PROV Python Library
The `prov` library is a Python implementation of the W3C Provenance Data Model (PROV). It facilitates the creation, manipulation, and serialization/deserialization of provenance documents, supporting formats like PROV-JSON, PROV-XML, and PROV-O (RDF). The library is actively maintained, with its latest version being 2.1.1, and releases occur as needed to support newer Python versions and fix bugs.
Warnings
- breaking Python 2.x support was removed in version 2.0.0. The library is now Python 3 only.
- breaking Support for several End-of-Life Python versions has been dropped incrementally.
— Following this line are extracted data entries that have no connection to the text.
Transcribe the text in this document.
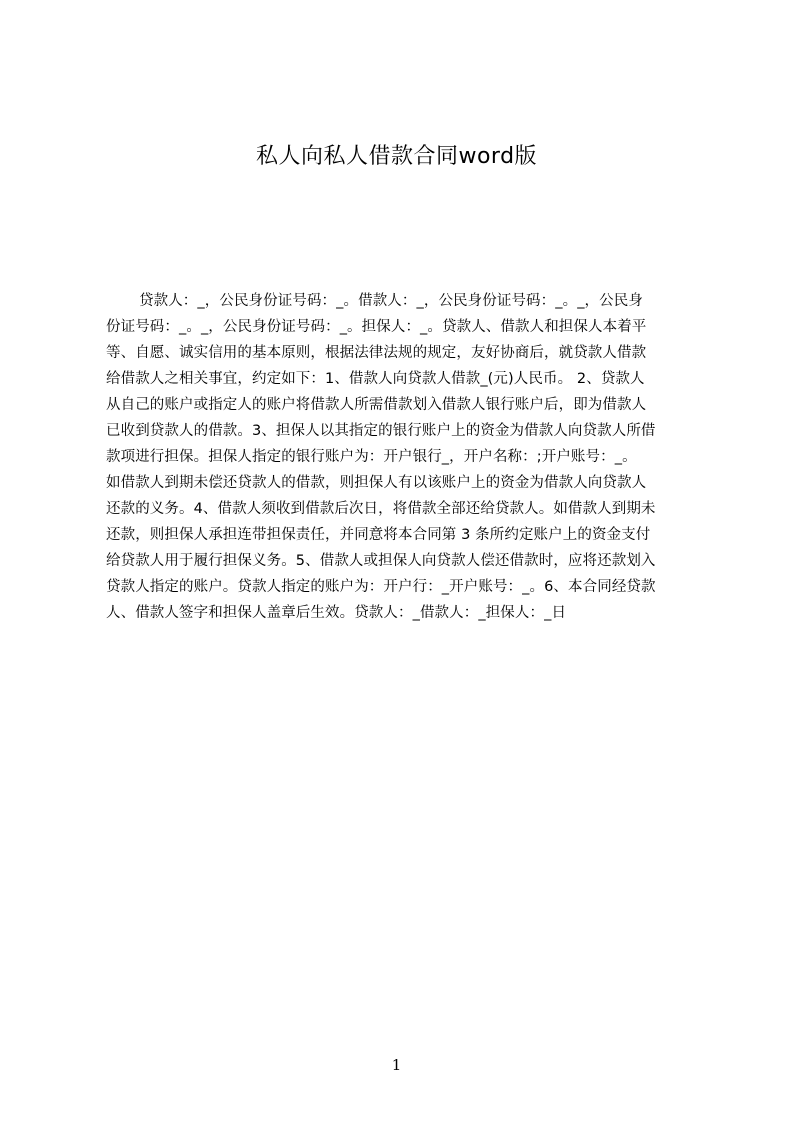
私人向私人借款合同word版
贷款人：_，公民身份证号码：_。借款人：_，公民身份证号码：_。_，公民身
份证号码：_。_，公民身份证号码：_。担保人：_。贷款人、借款人和担保人本着平
等、自愿、诚实信用的基本原则，根据法律法规的规定，友好协商后，就贷款人借款
给借款人之相关事宜，约定如下：1、借款人向贷款人借款_(元)人民币。 2、贷款人
从自己的账户或指定人的账户将借款人所需借款划入借款人银行账户后，即为借款人
已收到贷款人的借款。3、担保人以其指定的银行账户上的资金为借款人向贷款人所借
款项进行担保。担保人指定的银行账户为：开户银行_，开户名称：;开户账号：_。
如借款人到期未偿还贷款人的借款，则担保人有以该账户上的资金为借款人向贷款人
还款的义务。4、借款人须收到借款后次日，将借款全部还给贷款人。如借款人到期未
还款，则担保人承担连带担保责任，并同意将本合同第 3 条所约定账户上的资金支付
给贷款人用于履行担保义务。5、借款人或担保人向贷款人偿还借款时，应将还款划入
贷款人指定的账户。贷款人指定的账户为：开户行：_开户账号：_。6、本合同经贷款
人、借款人签字和担保人盖章后生效。贷款人：_借款人：_担保人：_日
1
Python 3.3 was removed in v1.5.3, Python 3.6 and 3.7 in v2.0.1, and Python 3.8 in v2.0.2. Current versions require Python >=3.9.
- breaking The `rdflib` dependency, used for PROV-O (RDF) serialization, was restricted to versions less than 7 (`rdflib <7`) starting from `prov` version 2.0.1 due to compatibility issues.
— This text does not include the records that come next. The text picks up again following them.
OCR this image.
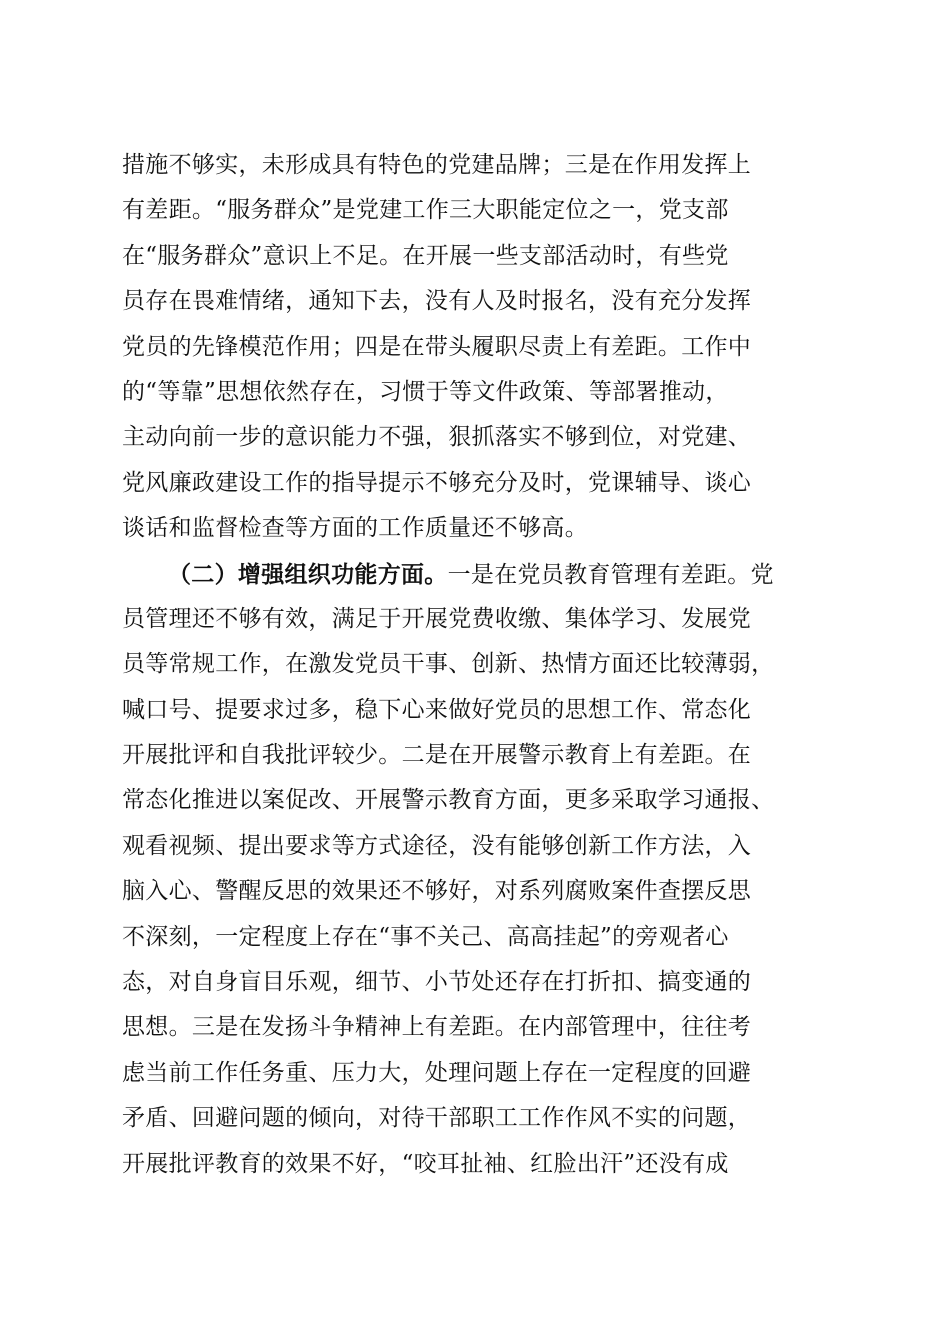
措施不够实，未形成具有特色的党建品牌；三是在作用发挥上
有差距。“服务群众”是党建工作三大职能定位之一，党支部
在“服务群众”意识上不足。在开展一些支部活动时，有些党
员存在畏难情绪，通知下去，没有人及时报名，没有充分发挥
党员的先锋模范作用；四是在带头履职尽责上有差距。工作中
的“等靠”思想依然存在，习惯于等文件政策、等部署推动，
主动向前一步的意识能力不强，狠抓落实不够到位，对党建、
党风廉政建设工作的指导提示不够充分及时，党课辅导、谈心
谈话和监督检查等方面的工作质量还不够高。
（二）增强组织功能方面。一是在党员教育管理有差距。党
员管理还不够有效，满足于开展党费收缴、集体学习、发展党
员等常规工作，在激发党员干事、创新、热情方面还比较薄弱，
喊口号、提要求过多，稳下心来做好党员的思想工作、常态化
开展批评和自我批评较少。二是在开展警示教育上有差距。在
常态化推进以案促改、开展警示教育方面，更多采取学习通报、
观看视频、提出要求等方式途径，没有能够创新工作方法，入
脑入心、警醒反思的效果还不够好，对系列腐败案件查摆反思
不深刻，一定程度上存在“事不关己、高高挂起”的旁观者心
态，对自身盲目乐观，细节、小节处还存在打折扣、搞变通的
思想。三是在发扬斗争精神上有差距。在内部管理中，往往考
虑当前工作任务重、压力大，处理问题上存在一定程度的回避
矛盾、回避问题的倾向，对待干部职工工作作风不实的问题，
开展批评教育的效果不好，“咬耳扯袖、红脸出汗”还没有成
- deprecated The `pydotplus` dependency for graphical output was replaced by `pydot` in version 1.5.1.
- breaking The underlying data model for PROV documents underwent a rewrite in version 1.0.0, introducing incompatibilities with pre-1.0 versions. Methods like `add_record()` were renamed to `new_record()` in v1.0.1, and references to PROV elements became `QualifiedName` instances.
- gotcha Naming a local Python file or module `prov.py` will cause an `ImportError` due to a name collision with the `prov` library itself.
Install
-
pip install prov
Imports
- ProvDocument
from prov.model import ProvDocument
- Namespace
from prov.model import Namespace
- PROV_REC_NAMESPACE
from prov.constants import PROV_REC_NAMESPACE
Quickstart
import datetime
from prov.model import ProvDocument, Namespace, PROV_REC_NAMESPACE
# Create a new provenance document
doc = ProvDocument()
# Declare namespaces
doc.add_namespace('ex', 'http://example.org/')
doc.set_default_namespace('http://example.com/prov-example/')
# Declare entities, activities, agents
e1 = doc.entity('ex:entity1', {'prov:label': 'Example Entity 1'})
a1 = doc.activity('ex:activity1', datetime.datetime.now(), datetime.datetime.now(), {'prov:label': 'Example Activity 1'})
ag1 = doc.agent('ex:agent1', {'prov:label': 'Example Agent 1', PROV_REC_NAMESPACE['type']: PROV_REC_NAMESPACE['Person']})
# Establish relationships
doc.wasGeneratedBy(e1, a1, datetime.datetime.now())
doc.wasAssociatedWith(a1, ag1)
# Print the PROV-N representation
print(doc.get_provn())
# To serialize to PROV-JSON (requires the 'json' extra, installed with `pip install prov[json]`)
# from prov.serializers import provjson
# import json
# with open('example.json', 'w') as f:
# provjson.ProvJSONSerializer(doc).serialize(f)